Not one to ponder long over a broodmare sire – “when you look at good horses, the broodmare sire can come from anywhere” – Abrahams is more enthused over the High Chaparral sire line.
“We’ve struggled with it a bit in Australia but now High Chaparral has a bunch of young stallions coming through, like Dundeel and his son Castelvecchio,” Abrahams says.
“Contributer is getting a lot of runners now and they’re starting to come out earlier than I expected. He had a Group 2-winning filly last week in New Zealand (Llanacord), and then by Saturday he had a Group 1 winner as well.
“What I really like about him now is he’s getting fillies. That sire line is notorious for colts being better than fillies. So I feel that he might be a superior stallion, because he’s doing it really well with fillies.
“Most of that sireline have struggled with fillies because they’re not big eaters and they’ve all been a bit fizzy mentally, so they’ve struggled in the Australasian training environment.

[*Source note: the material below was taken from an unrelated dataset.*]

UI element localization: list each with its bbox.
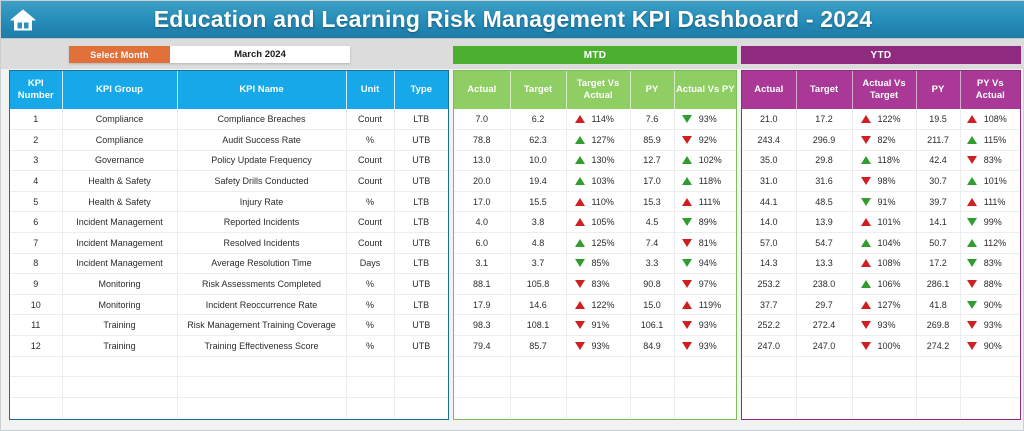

But the fact Contributer is getting these fillies is a really good leading indicator to him being a better than average stallion over time.”
If Lion’s Roar can continue to shine in his three-year-old window, and indeed beyond, his story will certainly be one in which the results will bear out a hunch about his sire that was in a way thrust upon O’Shea and Abrahams, two men who were certainly in the right place at the right time at that Karaka sale two years ago.